CRISPR Pioneer Jennifer Doudna Opens Lab at Bay Area’s Gladstone Institutes


CRISPR pioneer Jennifer Doudna has set up shop in San Francisco’s Gladstone Institutes. Doudna, a UC Berkeley professor credited with the co-discovery of CRISPR-Cas9 genome editing technique, will focus on the development of new ways to implement the gene-editing technique for disease treatment.

Doudna, who is also an investigator with the Howard Hughes Medical Institute, has been named a senior investigator at Gladstone, a non-profit biomedical research organization. In her new role, Doudna will operate a lab focused on using CRISPR to study molecular mechanisms of disease and then “establish first-of-their-kind genome surgery approaches to treat disease by cutting out or modifying harmful DNA,” Gladstone News reported on Wednesday.

While at Gladstone, Doudna will remain with UC Berkeley, as well as the University of California San Francisco. She will also continue with her role at the Innovative Genomic Institute, a joint venture between the two universities, The San Francisco Business Times reported.  

Doudna said Gladstone’s “agile environment” will help provide her and fellow researchers with the opportunities to delve into new research. At Gladstone, Doudna will work with Katherine Pollard, who heads the Gladstone Institute of Data Science and Biotechnology. Doudna will continue to focus on the immune system and help shape the “evolution of Gladstone’s long-standing effort in virology and immunology,” Gladstone News said. When Doudna and her team begin their work at Gladstone, they will initially begin research into developing novel curative treatments for genetic disorders. They will begin with neurodegenerative disorders and diseases of the eye, Gladstone News said. Additionally, Doudna and her team will use CRISPR technology to gain a better understanding of the genetics of some cancers, such as glioblastoma, the organization reported. The goal of that understanding will be the development of new targets for potential gene therapies for those indications. For glioblastoma and other brain diseases, Doudna is hoping to discover the most effective way to deliver those gene-editing molecules to the brain in order to treat the disease.

"CRISPR" refers to Clustered Regularly Interspaced Short Palindromic Repeats that occur in the genome of certain bacteria, from which the system was discovered.
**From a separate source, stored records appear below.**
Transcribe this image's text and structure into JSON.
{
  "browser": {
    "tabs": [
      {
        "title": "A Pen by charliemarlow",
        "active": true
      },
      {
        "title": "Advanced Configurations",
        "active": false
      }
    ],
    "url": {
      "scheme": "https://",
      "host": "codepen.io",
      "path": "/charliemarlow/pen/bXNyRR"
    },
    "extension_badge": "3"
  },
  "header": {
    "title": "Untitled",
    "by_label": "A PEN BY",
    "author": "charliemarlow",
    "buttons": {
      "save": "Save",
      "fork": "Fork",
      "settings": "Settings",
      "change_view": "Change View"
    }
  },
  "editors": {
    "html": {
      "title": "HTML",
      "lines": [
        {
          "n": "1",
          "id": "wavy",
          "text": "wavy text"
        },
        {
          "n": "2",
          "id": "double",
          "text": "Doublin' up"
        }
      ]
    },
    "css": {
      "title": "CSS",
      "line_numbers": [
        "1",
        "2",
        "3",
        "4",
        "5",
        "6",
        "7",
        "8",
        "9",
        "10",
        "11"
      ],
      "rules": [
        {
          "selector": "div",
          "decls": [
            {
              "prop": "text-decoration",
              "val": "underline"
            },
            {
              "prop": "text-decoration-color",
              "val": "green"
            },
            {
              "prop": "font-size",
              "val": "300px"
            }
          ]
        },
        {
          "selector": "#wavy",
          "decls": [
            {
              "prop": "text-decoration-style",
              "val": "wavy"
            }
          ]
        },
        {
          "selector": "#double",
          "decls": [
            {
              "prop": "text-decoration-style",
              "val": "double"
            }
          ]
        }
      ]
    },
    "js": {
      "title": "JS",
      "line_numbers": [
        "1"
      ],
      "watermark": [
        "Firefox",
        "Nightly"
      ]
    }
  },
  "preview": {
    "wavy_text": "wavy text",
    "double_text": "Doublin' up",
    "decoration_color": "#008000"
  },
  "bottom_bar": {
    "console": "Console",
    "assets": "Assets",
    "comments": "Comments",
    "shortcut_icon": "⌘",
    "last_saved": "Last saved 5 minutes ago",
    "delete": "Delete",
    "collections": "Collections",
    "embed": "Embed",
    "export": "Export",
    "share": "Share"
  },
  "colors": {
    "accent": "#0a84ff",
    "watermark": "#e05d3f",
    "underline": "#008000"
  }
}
Cas9 is a CRISPR-associated endonuclease (an enzyme) known to act as the "molecular scissors" that cut and edit, or correct, disease-associated DNA in a cell. Gene therapy essentially transforms cells inside a patient to harness their immune system to fight an invading disease on its own.  Initial work on CRISPR was done by Doudna and Emmanuelle Charpentier. Doudna’s groundwork laid the foundation for companies specializing in CRISPR technology to spring up, including Intellia Therapeutics, Caribou Biosciences and Swiss-based CRISPR Therapeutics. Those two companies licensed the CRISPR technology from the University of California. Other CRISPR-based companies have licensed the technology from the Broad Institute, including Editas Medicine, GE Healthcare, Monsanto and Evotec.

Doudna said her ultimate goal for genome surgery is that it will become the norm in treating patients. Gladstone News said Doudna “imagines a day when a patient with a genetic condition will visit a doctor, who will have access to a standard of care that involves genome editing as a treatment.” But, Doudna admitted that’s a “tall order.” Doudna noted there are some obstacles in the way of achieving that goal.

One obstacle could be public trust of the CRISPR therapies. In July, a new study was released that the gene-editing technique could cause “extensive mutations and genetic damage.” The study published in Nature Biotechnology said CRISPR can cause cellular damage that is too difficult to discern by standard DNA tests. The study showed that researchers using CRISPR deleted thousands of DNA bases – some of them that were not close to the spot of the initial edit. That was concerning, the study said, because some of the deletions can silence genes that are supposed to be active, while activating some genes that could potentially cause disease, like cancer.